Carl Ehrett and Stephen Peele, November 29, 2016
Binary search trees (BSTs) are a structure for storing sorted data. Times to look up information, insert new entries, or delete entries are on average proportional to the log of the number of entries in the tree -- i.e., they are of average complexity O(log(n)). However, in worst case scenarios, BSTs can instead have O(n), which for large n is much slower. Red/black trees (RBTs) are a variant of BSTs with extra constraints on the structure of the tree, which guarantee that the worst-case scenarios are still O(log(n)). The extra constraints are:
- Each node has a color, red or black
- All empty (terminal) nodes are black
- If a node is red, all of its children are black
- Any path downward on the tree from a given node contains the same number of black nodes.
This Jupyter notebook uses Python 2 to implement left-leaning red/black trees (Sedgwick 2008, Left-leaning Red-Black Trees, https://www.cs.princeton.edu/~rs/talks/LLRB/LLRB.pdf), a variant of RBTs. The notebook also provides a function for plotting (small) RBTs, with appropriate coloring.
The RBTs implemented here are shown in the Jupyter notebook to be significantly faster than traditional BSTs for worst-case input. They are (as expected) not as fast as traditional BSTs for ordinary-case input, since RBTs involve additional computational overhead beyond what is required for simpler BSTs. For details on the background of RBTs, their implementation here, and the results obtained using this code, please see the included report.
Required libraries are rcParam from pylab, and pyplot from matplotlib. The RBT class is defined in section 3 of the notebook, and it depends on the class TreeNode which is a dependency for RBT() defined in section 2. Likewise, the plot_tree() function is defined in section 2, along with plot_node() upon which it depends.
>>>rbt = RBT()
>>>usernames_rbt = RBT()
>>>usernames_rbt.insert('Bob')
>>>userids_rbt = RBT()
>>>userids_rbt.insert(355)
>>>usernames_rbt.is_element('Alice')
False
>>>userids_rbt.is_element(355)
True
>>>usernames_rbt.delete('Bob')
>>>people1 = ['Bob','Alice','Doug','Kathy','Queen','Carol','Irene','Tom',
... 'Peter','Wanda','Yaakov', 'Luis','Zandra','Ronald','Mabel','Ursala','Eve',
... 'Frank','Ginger','Norm','Sarah','Jeff','Vince','Howard',
... 'Oprah']
>>>rbt = RBT()
>>>for p in people1: rbt.insert(p)
...
>>>plot_tree(rbt.tree)
Note: Nil (empty) nodes are not included in the plots.
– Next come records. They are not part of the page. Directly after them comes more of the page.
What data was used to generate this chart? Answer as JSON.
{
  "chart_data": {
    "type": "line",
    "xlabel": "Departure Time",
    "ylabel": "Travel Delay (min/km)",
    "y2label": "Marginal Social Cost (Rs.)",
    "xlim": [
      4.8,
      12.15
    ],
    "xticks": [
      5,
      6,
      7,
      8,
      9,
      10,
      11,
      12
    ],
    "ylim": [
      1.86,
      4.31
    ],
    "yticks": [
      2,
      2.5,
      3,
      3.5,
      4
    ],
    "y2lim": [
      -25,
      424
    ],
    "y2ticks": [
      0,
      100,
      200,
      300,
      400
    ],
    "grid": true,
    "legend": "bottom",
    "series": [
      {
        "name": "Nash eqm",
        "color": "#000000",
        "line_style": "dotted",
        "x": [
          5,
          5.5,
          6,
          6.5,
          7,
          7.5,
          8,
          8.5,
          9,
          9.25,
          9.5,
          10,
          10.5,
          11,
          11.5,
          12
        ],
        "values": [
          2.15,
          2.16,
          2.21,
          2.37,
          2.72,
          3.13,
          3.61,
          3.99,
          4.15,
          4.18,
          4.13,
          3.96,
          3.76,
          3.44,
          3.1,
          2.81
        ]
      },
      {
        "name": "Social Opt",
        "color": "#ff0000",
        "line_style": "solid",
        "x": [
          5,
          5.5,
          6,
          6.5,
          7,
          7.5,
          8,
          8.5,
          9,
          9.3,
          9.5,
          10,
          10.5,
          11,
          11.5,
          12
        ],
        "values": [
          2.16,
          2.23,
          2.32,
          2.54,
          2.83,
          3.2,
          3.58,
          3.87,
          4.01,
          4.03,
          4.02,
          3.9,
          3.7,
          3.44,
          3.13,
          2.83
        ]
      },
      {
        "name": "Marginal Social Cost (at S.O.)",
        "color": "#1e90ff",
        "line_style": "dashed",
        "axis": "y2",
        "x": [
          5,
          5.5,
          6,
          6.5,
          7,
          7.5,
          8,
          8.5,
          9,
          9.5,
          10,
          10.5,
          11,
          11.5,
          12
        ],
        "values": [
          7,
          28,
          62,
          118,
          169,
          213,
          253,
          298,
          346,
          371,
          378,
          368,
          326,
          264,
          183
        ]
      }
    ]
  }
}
>>>people1 = ['Bob','Alice','Doug','Kathy','Queen','Carol','Irene','Tom',
... 'Peter','Wanda','Yaakov', 'Luis','Zandra','Ronald','Mabel','Ursala','Eve',
... 'Frank','Ginger','Norm','Sarah','Jeff','Vince','Howard',
... 'Oprah']
>>>rbt = RBT()
>>>for p in people1: rbt.insert(p)
...
>>>print(rbt.tree.traverse_infix())
['Alice', 'Bob', 'Carol', 'Doug', 'Eve', 'Frank', 'Ginger', 'Howard', 'Irene', 'Jeff', 'Kathy', 'Luis', 'Mabel', 'Norm', 'Oprah','Peter', 'Queen','Ronald', 'Sarah', 'Tom', 'Ursala', 'Vince', 'Wanda', 'Yaakov', 'Zandra']